# Homework Help: Total Time for Newton's Law of Gravitation

1. Dec 14, 2016

### Phys_Boi

1. The problem statement, all variables and given/known data
Find the total time, t, that an object takes to reach the surface of the Earth from a distance, D, using the Law of Gravitation: $$F_{g} = \frac{GMm}{x^2}$$

D is distance from surface
R+D is total distance from center of masses

****** One Dimension ******

2. Relevant equations
F = ma
$$\frac{GMm}{x^2} = ma, a = \frac{GM}{x^2}$$

3. The attempt at a solution
$$\frac{a}{v} = \frac{dv}{dx}$$

$$a dx = v dv \frac{-GM}{x^{2}} dx = v dv$$

$$-GM\int_{R}^{R+D} \frac{1}{x^2} dx = \int_{0}^{v} v dv$$

$$v = \sqrt{2GM(\frac{1}{R+D} - \frac{1}{R})}$$

$$\frac{dx}{dt} = \sqrt{2GM(\frac{1}{R+D} - \frac{1}{R})}$$

$$dt = \frac{1}{\sqrt{2GM(\frac{1}{R+D} - \frac{1}{R})}} dx$$

$$\int_{0}^{t} dt = \int_{R}^{R+D} \frac{1}{\sqrt{2GM(\frac{1}{R+D} - \frac{1}{R})}} dx$$

$$t = \frac{D}{\sqrt{2GM(\frac{1}{R+D} - \frac{1}{R})}}$$

Is this the correct solution to the problem?

2. Dec 14, 2016

### Staff: Mentor

A simple cross-check: for D>0, you take the square root of a negative number. That cannot be right.
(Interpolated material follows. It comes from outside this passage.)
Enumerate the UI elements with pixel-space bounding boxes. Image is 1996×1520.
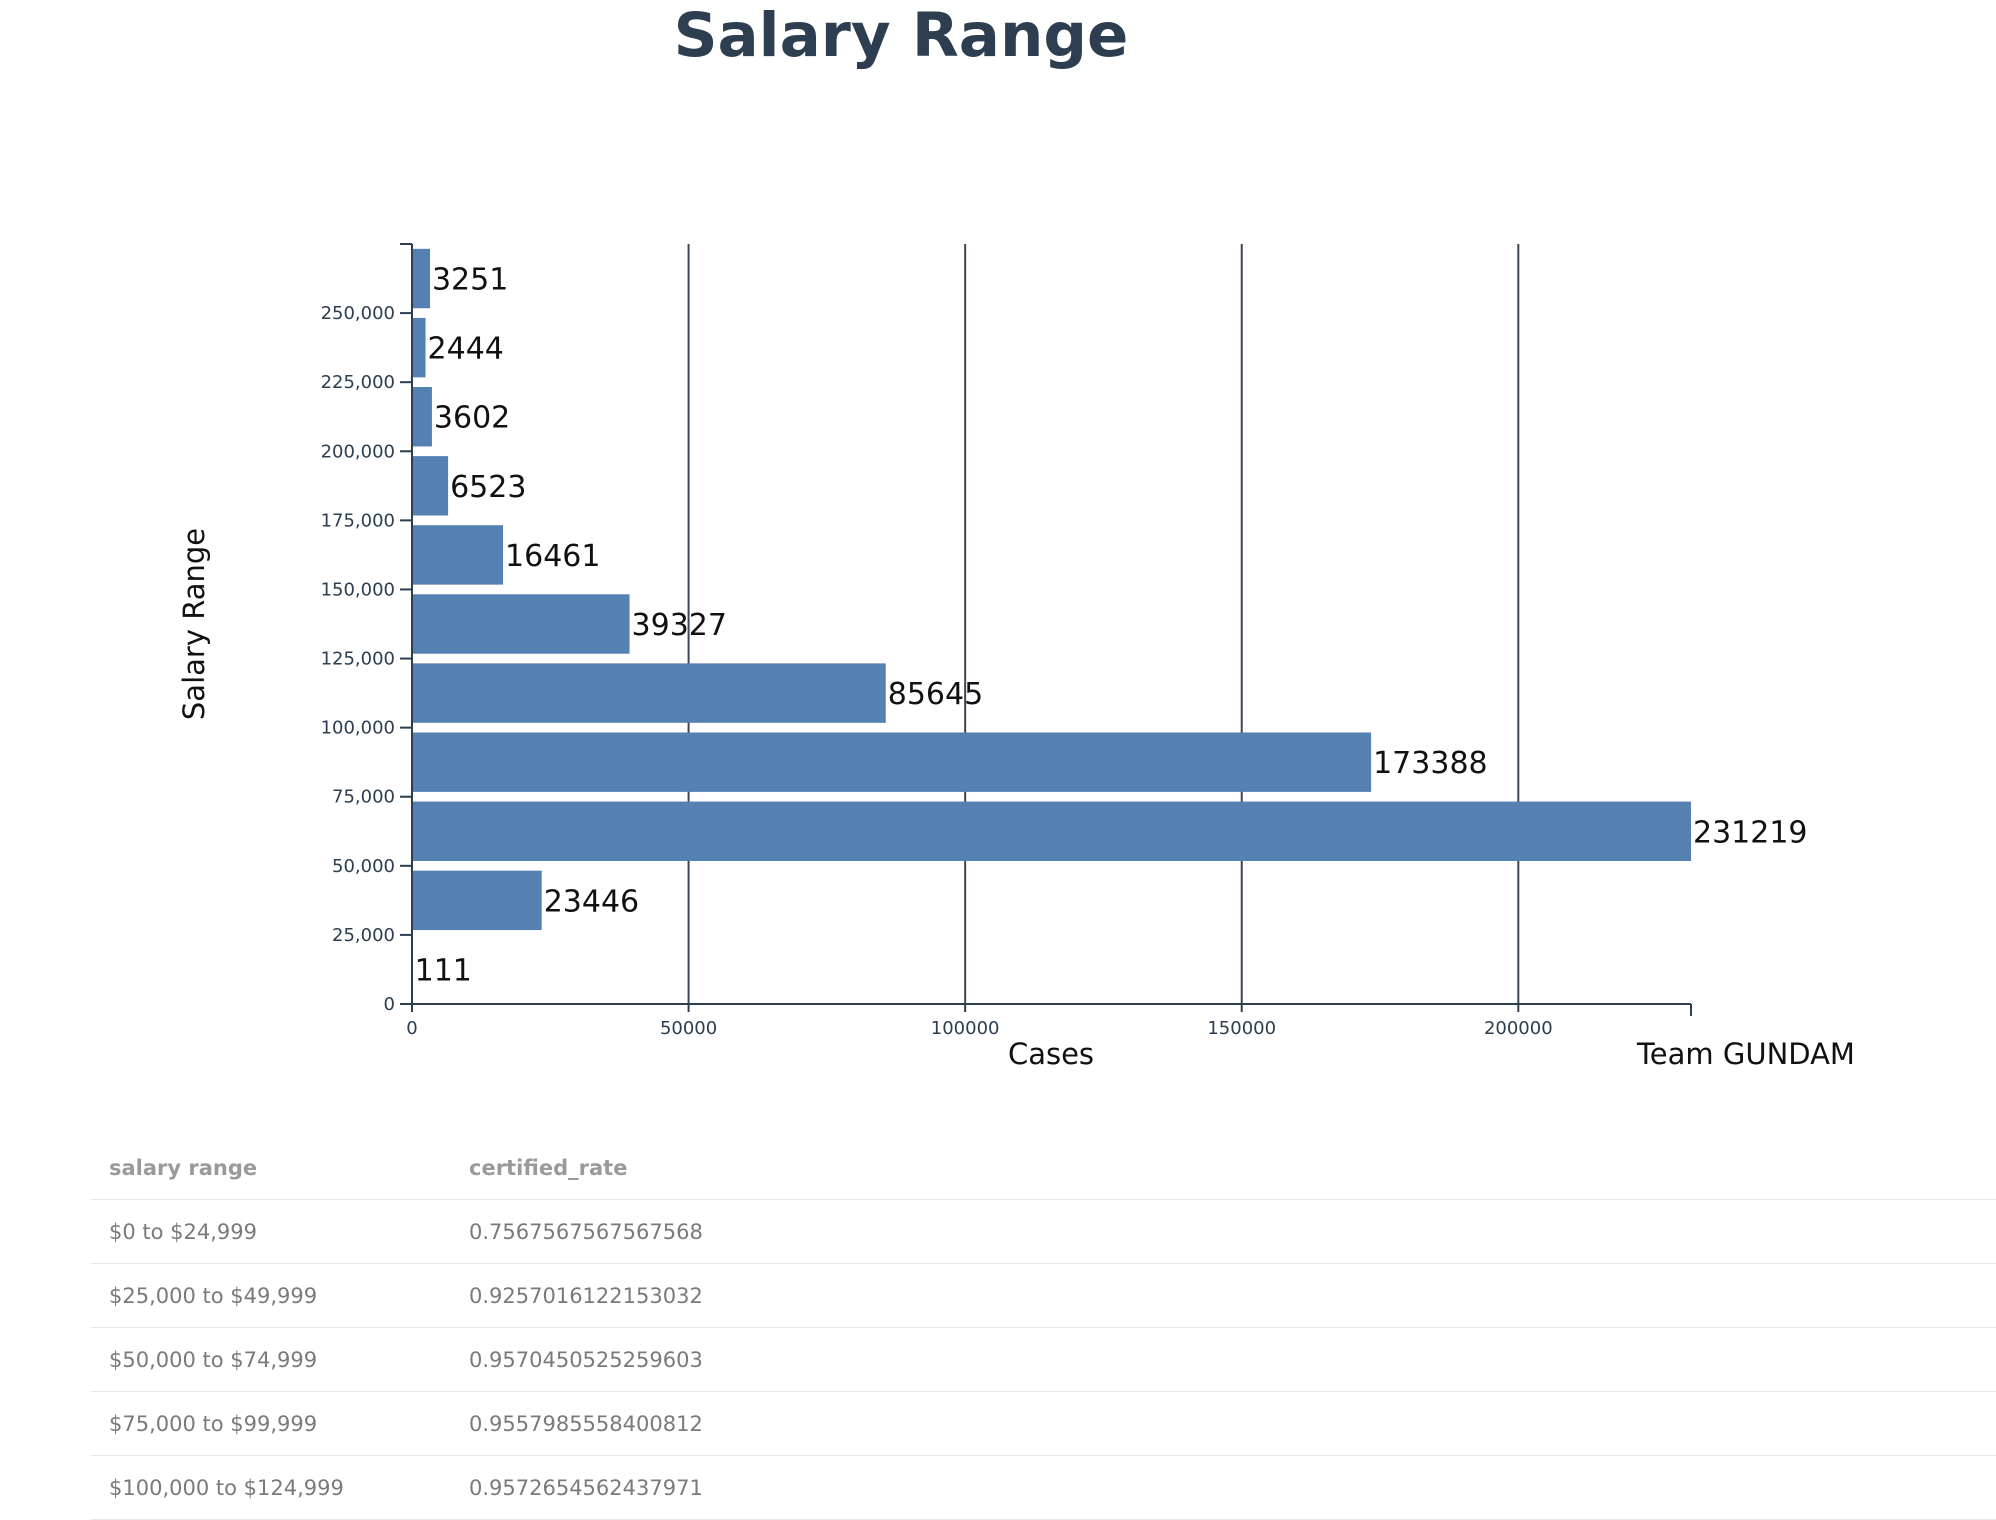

An unrelated issue: Your speed does not depend on x (the current position) at all. Does that sound realistic?

3. Dec 14, 2016

### Phys_Boi

a = GM/r^2

If you treat Earth at the x value of 0 then r is a function of x..?

r(x) = x?

I do understand D>0 causing a problem, but I don't know where I went wrong.

4. Dec 14, 2016

### Staff: Mentor

R is the constant radius of Earth.

What is r now? The same as x?
Probably a sign error somewhere. Using conservation of energy, you can directly find v(x) and avoid a few steps.

5. Dec 14, 2016

### Phys_Boi

At time = 0, r = R + D.

I was going to use conservation of energy, but hesitated due to the fact that you use "g", an approximation.

In the first integral, would you use "R" as the top bound instead of "R + D"?

6. Dec 14, 2016

### vela

Staff Emeritus
Why'd you throw the minus sign in? I'm not saying it's wrong, but above you wrote $a = \frac{GM}{x^2}$.

The bottom limit of the integral is where you're starting from, and the top limit is where you're ending at. That's the convention you followed on the velocity integral, but you did it backwards on the LHS.

Note that if you say your end point is at $x=R$, the $v$ you find is $v(x=R)$, the speed when the object is at a distance $R$. Is that what you want to find?

7. Dec 14, 2016

### Phys_Boi

I added the negative just because the drawing that I drew had the object moving left.

I'm trying to find the total time it takes the object to move from (x = R+D) to (x=R).

I realized the mistake and the new equations are:
$$-GM\int_{R+D}^{R} \frac{1}{x^{2}} dx = \frac{v^{2}}{2}$$

$$v = \sqrt{2GM(\frac{1}{R} - \frac{1}{R+D})} = \frac{\mathrm{dx} }{\mathrm{dt}}$$

$$t = \int_{R+D}^{R} \frac{1}{\sqrt{2GM(\frac{1}{R} - \frac{1}{R+D})}} dx$$

$$t = \frac{D}{\sqrt{2GM(\frac{1}{R} - \frac{1}{R+D})}}$$

8. Dec 14, 2016

### vela

Staff Emeritus
As mfb noted earlier, your expression for $v$ doesn't depend on $x$. It's a constant, so you might notice your last calculation amounts to time = distance/speed (with a sign error).

In this problem, you need to pay a bit more attention to the signs. Which way does the velocity point as the object nears the Earth?

9. Dec 14, 2016

### Phys_Boi

Velocity is a function of x. As the object starts off (with a large x value) the velocity is very small. However, as the object gets closer to Earth, the velocity is very great...

The object is traveling to the left, toward the Earth.

10. Dec 14, 2016

### vela

Staff Emeritus
Right, so your expression for $v$ should be a function of $x$. Yours isn't.

According to your sign convention, did you pick the right sign for $v$ when you solved $v^2=$...?

11. Dec 14, 2016

### Phys_Boi

I understand now... However, I don't know how to make it a function of x.

And is this right?
$$\frac{-v^{2}}{2}$$

12. Dec 14, 2016

### vela

Staff Emeritus
Think about what I said in post 6.

No. If you had the equation, $x^2 = 4$, there are two solutions, right? Same thing here. You have $v^2=\text{something}$. Make sure you pick the right solution.

13. Dec 14, 2016

### Phys_Boi

I'm sorry, I still don't understand

14. Dec 15, 2016

### Staff: Mentor

If you know that x is negative, and x2=4, what is x?